Dark Angels Note 165
Dearest Friends
Welcome back to our Friday Note – our weekly collection of writerly thoughts.
Observing
Today, 10 November, in 1969, the children’s television show Sesame Street premiered in the US. The show was created to entertain and educate pre-school children by teaching basic numeracy and literacy skills as well as promoting self-esteem and social inclusion. And it, of course, features the characters synonymous with the show, the Muppets, created by puppeteer Jim Henson.
For a show aimed at preschoolers, teachers might have been an obvious resource to staff the writing team.

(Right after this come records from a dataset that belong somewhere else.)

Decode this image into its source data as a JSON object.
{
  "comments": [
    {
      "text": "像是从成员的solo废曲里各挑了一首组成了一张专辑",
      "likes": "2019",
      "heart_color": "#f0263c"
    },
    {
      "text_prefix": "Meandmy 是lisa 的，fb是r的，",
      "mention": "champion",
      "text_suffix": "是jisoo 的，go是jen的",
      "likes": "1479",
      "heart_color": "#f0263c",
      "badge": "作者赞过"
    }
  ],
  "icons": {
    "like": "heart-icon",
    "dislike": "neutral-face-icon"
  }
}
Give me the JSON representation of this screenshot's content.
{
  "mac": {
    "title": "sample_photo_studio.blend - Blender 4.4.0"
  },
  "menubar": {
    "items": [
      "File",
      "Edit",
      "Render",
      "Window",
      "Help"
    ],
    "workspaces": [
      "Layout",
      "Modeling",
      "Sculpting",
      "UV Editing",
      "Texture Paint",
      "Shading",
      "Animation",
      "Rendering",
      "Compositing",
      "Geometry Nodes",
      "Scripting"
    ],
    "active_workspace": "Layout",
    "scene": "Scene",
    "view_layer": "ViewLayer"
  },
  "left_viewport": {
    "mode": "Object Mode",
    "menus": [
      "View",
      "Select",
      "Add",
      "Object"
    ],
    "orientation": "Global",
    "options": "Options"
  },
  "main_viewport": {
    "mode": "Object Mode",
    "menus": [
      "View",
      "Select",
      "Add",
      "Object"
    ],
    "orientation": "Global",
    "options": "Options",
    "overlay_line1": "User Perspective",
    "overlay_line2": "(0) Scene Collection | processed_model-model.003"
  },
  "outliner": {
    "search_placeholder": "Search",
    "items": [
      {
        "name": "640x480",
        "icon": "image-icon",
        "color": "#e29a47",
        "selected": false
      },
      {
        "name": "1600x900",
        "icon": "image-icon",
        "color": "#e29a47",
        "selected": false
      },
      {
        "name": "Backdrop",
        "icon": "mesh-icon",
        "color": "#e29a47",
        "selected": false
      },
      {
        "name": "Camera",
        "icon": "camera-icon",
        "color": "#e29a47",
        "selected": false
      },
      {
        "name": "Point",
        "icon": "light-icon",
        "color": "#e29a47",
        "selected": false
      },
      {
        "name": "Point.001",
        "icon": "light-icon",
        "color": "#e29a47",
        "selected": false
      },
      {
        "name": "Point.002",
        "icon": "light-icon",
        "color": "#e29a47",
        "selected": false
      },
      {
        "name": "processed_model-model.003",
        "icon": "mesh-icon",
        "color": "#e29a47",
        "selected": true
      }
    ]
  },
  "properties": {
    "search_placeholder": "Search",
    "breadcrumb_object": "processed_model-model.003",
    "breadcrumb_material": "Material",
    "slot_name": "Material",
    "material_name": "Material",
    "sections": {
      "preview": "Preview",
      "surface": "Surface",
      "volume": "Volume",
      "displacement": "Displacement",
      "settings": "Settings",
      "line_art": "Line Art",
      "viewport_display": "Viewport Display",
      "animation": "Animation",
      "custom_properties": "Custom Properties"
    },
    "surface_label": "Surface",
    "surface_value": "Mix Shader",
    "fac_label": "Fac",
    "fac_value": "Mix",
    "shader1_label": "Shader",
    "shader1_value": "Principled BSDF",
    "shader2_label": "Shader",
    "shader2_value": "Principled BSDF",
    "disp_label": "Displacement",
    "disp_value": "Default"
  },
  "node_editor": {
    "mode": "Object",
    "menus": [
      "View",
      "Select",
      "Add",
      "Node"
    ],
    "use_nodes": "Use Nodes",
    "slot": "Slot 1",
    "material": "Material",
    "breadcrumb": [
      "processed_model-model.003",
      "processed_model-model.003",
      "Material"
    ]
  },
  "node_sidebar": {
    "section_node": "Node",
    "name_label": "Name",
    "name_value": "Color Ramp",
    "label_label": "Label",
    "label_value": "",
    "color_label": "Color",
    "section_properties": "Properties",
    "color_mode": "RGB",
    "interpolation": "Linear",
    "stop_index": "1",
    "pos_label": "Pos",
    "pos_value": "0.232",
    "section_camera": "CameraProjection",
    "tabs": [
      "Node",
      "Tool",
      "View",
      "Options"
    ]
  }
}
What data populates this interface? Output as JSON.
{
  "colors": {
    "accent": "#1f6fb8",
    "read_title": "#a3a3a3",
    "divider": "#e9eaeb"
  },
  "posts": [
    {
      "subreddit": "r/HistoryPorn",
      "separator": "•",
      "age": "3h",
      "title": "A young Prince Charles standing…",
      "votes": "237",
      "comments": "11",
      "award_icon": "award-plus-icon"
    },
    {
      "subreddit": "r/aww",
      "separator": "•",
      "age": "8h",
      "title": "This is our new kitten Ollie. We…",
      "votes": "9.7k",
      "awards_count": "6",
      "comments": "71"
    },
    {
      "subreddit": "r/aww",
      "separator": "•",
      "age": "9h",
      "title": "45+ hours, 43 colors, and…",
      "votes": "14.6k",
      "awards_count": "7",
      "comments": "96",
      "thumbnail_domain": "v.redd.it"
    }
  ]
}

However, the producers decided that educating scriptwriters about the curriculum would be easier than training educators about how to write comedy. So, the research team created a “Writers’ Notebook” of curriculum definitions that the scriptwriters were free to develop for any of the characters.
Watching
Although the show is aimed at children, it often features prominent guests such as actors, musicians, celebrities, and poets – Maya Angelou appeared several times on the show.
Watch Maya Angelou’s Favorite Things on Sesame Street’s YouTube channel.
Writing
The show uses comedy and conciseness to tackle its subject matter to appeal to and educate its audience.
Do you have a tricky subject that you’ve been wrestling with? Try breaking it down into bitesize chunks or injecting a little comedy. How does that change your perspective of it?
Sharing
We have a selection of Sharing in this week’s Note.
First is an invitation to tune in to the latest episode of The Extraordinary Business Book Club where John Simmons talks about human-to-human business writing. Listen here or watch on YouTube.
Next, responding to the prompt from Note 163, John shares the poem he read to close the Bloomsbury Festival reading.
Planting time
Last week I planted some words here,
right here, in this very notebook.
When I came back I thought they would have grown.
But no. The words had shrivelled away
to nothing. Nothing to do but plant some more.
Taking my pencil, I made the space
then dropped words like seeds in earth.
Now look. Just a week later they’ve grown
to something. Something can come of nothing.
And finally, from Janet Wilkes, a remembrance poem for the Armistice.
POPPIES
In the stamens of red poppies
See the eyes of dead men marching,
See the glitz and glam of Empire,
All the swagger, stomp and strutting,
All the bugles, drums and bagpipes,
Swirling kilts and horses clopping,
Nostrils twitching smelling battle,
Hearing thunder from afar and,
While the smoke ascends and darkens,
Hungry, hawk-eyed vultures gather
Over fields disturbed by conflict
Where swathes of blood-red poppies grow.